Upon tasting what he was served, Georg had to admit that, why yes, this glass did work surprisingly well for that particular wine. He was graceful in defeat. (Or maybe he was just being polite.)
Who knows which shape works best for, say, Ribera Sacra or Bierzo wines, two Spanish reds made from the Mencía grape variety. Or which shape shows certain Champagnes to their best advantage.
(Turning the tables, Georg once served us at his home a 1990 Dom Pérignon Oenothèque in his capacious Sommeliers series grand cru red Burgundy glasses. It was a striking choice, both stylistically—who expects such a thing?—and sensorily, as the shape and vast air space amplified the red berry quality of the Pinot Noir–rich blend in a way no conventional Champagne glass could have.)
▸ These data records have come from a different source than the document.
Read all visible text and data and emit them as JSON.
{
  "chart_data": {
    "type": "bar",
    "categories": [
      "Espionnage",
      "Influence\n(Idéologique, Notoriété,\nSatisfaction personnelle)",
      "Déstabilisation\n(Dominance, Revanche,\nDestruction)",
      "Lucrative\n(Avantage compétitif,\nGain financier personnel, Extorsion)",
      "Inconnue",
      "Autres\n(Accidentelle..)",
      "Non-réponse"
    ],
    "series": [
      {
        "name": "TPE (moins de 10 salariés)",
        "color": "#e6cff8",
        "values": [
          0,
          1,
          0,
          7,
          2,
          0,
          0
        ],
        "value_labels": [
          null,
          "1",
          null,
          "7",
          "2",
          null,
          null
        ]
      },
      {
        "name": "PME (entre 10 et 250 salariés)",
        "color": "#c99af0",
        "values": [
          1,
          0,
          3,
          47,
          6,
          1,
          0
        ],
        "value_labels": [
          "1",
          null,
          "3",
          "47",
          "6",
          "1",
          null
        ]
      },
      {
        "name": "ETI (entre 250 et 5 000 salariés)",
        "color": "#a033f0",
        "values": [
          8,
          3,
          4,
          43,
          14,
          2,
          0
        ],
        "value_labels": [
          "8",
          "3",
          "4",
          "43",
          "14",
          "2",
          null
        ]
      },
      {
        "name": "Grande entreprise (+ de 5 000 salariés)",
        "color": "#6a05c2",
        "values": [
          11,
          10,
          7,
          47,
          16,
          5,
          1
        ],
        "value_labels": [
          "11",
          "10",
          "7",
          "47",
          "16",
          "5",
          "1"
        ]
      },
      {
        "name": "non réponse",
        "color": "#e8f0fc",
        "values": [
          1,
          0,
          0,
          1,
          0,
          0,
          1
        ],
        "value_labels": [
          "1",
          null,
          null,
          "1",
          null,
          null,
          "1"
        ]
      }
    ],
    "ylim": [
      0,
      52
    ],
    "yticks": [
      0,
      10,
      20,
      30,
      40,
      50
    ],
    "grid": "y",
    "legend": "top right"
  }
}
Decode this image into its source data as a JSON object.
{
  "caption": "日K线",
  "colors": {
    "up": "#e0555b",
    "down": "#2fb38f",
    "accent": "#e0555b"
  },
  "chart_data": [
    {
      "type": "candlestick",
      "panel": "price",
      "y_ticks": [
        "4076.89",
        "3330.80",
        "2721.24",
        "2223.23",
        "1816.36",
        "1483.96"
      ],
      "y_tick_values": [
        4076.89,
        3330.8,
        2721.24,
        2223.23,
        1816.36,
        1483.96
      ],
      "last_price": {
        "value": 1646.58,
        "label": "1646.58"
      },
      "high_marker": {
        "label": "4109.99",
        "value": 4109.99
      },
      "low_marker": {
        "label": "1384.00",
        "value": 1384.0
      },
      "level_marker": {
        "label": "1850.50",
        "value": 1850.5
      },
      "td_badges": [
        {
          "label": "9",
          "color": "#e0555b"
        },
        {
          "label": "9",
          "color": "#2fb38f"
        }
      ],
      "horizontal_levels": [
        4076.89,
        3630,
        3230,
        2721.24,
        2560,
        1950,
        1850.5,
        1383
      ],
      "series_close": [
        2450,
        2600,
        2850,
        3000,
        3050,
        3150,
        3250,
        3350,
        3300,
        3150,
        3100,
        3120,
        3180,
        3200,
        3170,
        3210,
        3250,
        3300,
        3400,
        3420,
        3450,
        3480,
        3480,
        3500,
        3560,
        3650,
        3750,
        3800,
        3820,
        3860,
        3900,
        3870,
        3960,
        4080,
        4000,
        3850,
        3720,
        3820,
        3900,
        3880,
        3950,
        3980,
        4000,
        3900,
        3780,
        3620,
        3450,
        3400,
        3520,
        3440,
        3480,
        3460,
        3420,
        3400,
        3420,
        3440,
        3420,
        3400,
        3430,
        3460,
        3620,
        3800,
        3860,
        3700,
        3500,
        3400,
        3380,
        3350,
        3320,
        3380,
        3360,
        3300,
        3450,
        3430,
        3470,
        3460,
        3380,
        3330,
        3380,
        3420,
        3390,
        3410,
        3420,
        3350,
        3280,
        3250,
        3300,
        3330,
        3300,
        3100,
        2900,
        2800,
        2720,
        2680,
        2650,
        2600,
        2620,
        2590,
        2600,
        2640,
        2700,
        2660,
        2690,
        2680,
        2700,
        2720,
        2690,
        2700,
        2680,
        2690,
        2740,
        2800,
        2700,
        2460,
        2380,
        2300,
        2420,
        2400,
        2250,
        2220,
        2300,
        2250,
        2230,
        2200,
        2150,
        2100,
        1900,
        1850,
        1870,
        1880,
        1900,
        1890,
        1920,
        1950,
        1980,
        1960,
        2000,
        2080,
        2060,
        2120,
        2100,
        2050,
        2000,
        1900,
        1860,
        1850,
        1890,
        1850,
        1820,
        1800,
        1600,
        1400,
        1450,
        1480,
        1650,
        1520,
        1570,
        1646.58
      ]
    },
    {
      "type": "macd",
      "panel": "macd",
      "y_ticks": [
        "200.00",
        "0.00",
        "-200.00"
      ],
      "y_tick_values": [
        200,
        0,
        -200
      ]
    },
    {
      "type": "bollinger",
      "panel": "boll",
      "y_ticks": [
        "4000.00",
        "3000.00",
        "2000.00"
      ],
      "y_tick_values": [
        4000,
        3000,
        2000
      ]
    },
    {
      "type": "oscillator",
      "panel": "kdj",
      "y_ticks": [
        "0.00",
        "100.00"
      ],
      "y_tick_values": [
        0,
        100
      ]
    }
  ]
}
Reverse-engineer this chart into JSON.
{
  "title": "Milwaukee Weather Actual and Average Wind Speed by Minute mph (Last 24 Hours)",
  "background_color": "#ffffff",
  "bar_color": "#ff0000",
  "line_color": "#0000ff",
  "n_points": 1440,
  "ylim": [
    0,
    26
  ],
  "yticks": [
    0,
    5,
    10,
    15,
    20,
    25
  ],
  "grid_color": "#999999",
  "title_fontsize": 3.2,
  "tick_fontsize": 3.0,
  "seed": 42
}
Decant! Now, here's an old fashion that has gone so far from common use that it can rightly be said to be new again. Not only are we seeing all sorts of wonderful new decanter designs that make a style statement, but can anyone really doubt that exposing the (usually) very young wines we habitually drink today to a dose of aeration in the decanting process is a Good Thing?
Using a decanter at table offers something else that I, anyway, think is devoutly to be desired: It breaks the hypnosis of "label drinking." Decant the wine, show everybody at the table the bottle so they can see what's being served (blind tasting at a dinner table is sadistic), and then whisk away the bottle out of sight. You and your companions will drink the wine, rather than fixate on the label.
We now see and taste and live with so many wines—and so many different foods and dishes—that we need to discover new ways of seeing, tasting, thinking.
Doing things differently is a means of reminding us that established patterns, however pleasing, may no longer be the best way to heighten, even exalt, the pleasures that we so anticipate with wine.